Moda

L’autunno d’oro dell’Italia a Londra: le nuove aperture in città, dalla moda di Armani al cioccolato Venchi


Per anni, lungo Knightsbridge, a pochi passi da Harrods, la boutique di Armani Exchange è stata un punto di riferimento: i due piani di vetrate erano uno dei simboli dell’Italia a Londra. Durante il Covid la storica insegna aveva spento le luci, e nessuno sapeva se avrebbe mai più riaperto. Ancora oggi, sulle vetrine ci sono i cartelli «Affittasi». Sembrava che, a Londra, anche un colosso della moda come Armani fosse una delle tante vittime della pandemia che ha sconvolto il mondo del commercio.

Ritorno a Regent Street

Re Giorgio, invece, è ripartito ancora più in grande nel cuore di Londra. Ai primi di settembre è stata inaugurata una nuova boutique: un Armani Exchange a Regent Street, una delle grandi vie della moda di Londra. Nella storica ed elegante Westmorland House, palazzo dell’800, l’azienda italiana ha aperto il suo nuovo negozio internazionale della sua linea più sportiva, il terzo, in pochi mesi, dopo Amsterdam e Berlino. L’apertura ha segnato una sorta di “autunno del Made in Italy” a Londra, con un ritorno, in grande stile, di grandi marchi italiani nel cuore dello shopping della capitale, tra Oxford Circus e Piccadilly. Sempre a settembre, proprio sulla rotonda più famosa del mondo, che vanta uno dei più alti tassi di “passaggio” (footfall), con 80mila visitatori al giorno e quasi 2 milioni e mezzo al mese, sono comparsi i cartelloni “Next Opening” di Intimissimi: non era proprio un’inaugurazione in senso stretto perché il Gruppo Calzedonia occupava già quello stesso negozio, ma con un altro marchio, piuttosto un restauro con un cambio all’insegna Intimissimi. L’apertura è anche stato il più rilevante trasloco di una vetrina commerciale a Londra nel 2022 (Intimissimi aveva già un’altra vetrina lungo Oxford Street).

Terza “griffe” della moda ad aprire in pieno centro è stata la sartoria napoletana Kiton: l’azienda artigianale della famiglia Paone, che ha costruito nel tempo un marchio di fascia molto alta più celebre all’estero che in Italia, ha debuttato a New Bond Street, altra enclave del super-lusso di Londra, proprio davanti al palazzo di Louis Vuitton.

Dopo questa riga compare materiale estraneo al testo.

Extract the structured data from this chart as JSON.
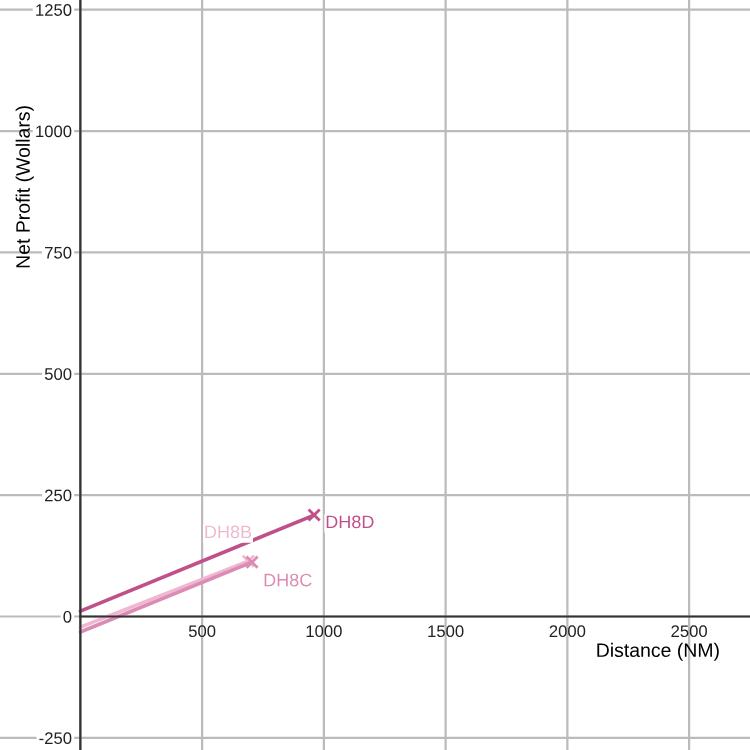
{
  "chart_data": {
    "type": "line",
    "xlabel": "Distance (NM)",
    "ylabel": "Net Profit (Wollars)",
    "series": [
      {
        "name": "DH8D",
        "color": "#c0508a",
        "x": [
          0,
          960
        ],
        "values": [
          11,
          209
        ]
      },
      {
        "name": "DH8B",
        "color": "#f0b8d0",
        "x": [
          0,
          690
        ],
        "values": [
          -22,
          114
        ]
      },
      {
        "name": "DH8C",
        "color": "#dc8cb4",
        "x": [
          0,
          705
        ],
        "values": [
          -32,
          112
        ]
      }
    ],
    "xlim": [
      -330,
      2750
    ],
    "ylim": [
      -275,
      1270
    ],
    "xticks": [
      {
        "value": 0,
        "label": null
      },
      500,
      1000,
      1500,
      2000,
      2500
    ],
    "yticks": [
      -250,
      0,
      250,
      500,
      750,
      1000,
      1250
    ],
    "grid": true,
    "marker": "cross",
    "legend": false
  }
}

Negozio Kiton a Londra. Copyright: Ben Broomfield Photography

Gelati & Cravatte

Non c’è però solo l’abbigliamento che rilancia su Londra. Anche l’alimentare, l’altra gamba di export per l’Italia, ha piazzato una pedina strategica: a fine settembre, lungo Piccadilly, la catena torinese Venchi ha aperto un nuovo negozio, che serve gelato e tutta la gamma di praline e cremini, creati dal cioccolatiere Giovan Battista Mantelli. Per la casa dolciaria guidata da Daniele Ferrero è il punto vendita numero otto nella capitale britannica, dopo Covent Garden e l’ex centrale elettrica di Battersea, oggi un grande centro commerciale. Pure il concorrente Amorino, altra catena di gelati di fascia alta, aumenta la presenza sul Tamigi: dopo Covent Garden e Charing Cross, e un’altra decina di punti vendita nella capitale, ha aperto il sedicesimo negozio a High Street Kensington.

Negozio E. Marinella nella Royal Arcade  

Piccadilly, dal canto suo, e in particolare il triangolo tra la Royal Arcade e Jermyn Street, sta diventando una sorta di Italia in miniatura, con una grossa fetta di “nomi” tricolori: dal cashmere di Luca Faloni agli assaggini gastronomici, in stile veneziano, di Cicchetti; da Luisa Spagnoli ai profumi dell’Officina Santa Maria Novella di Firenze. In primavera aveva aperto (o meglio riaperto, dopo alcuni anni di assenza) la storica sartoria napoletana E. Marinella, famosa per le sue cravatte. Nella storica via dei sarti da uomo, dove ancora oggi Turnbull&Asser è il camiciaio del Re Carlo III, ha aperto la sartoria napoletana di lusso Isaia e il milanese Boggi, alfiere del lusso accessibile.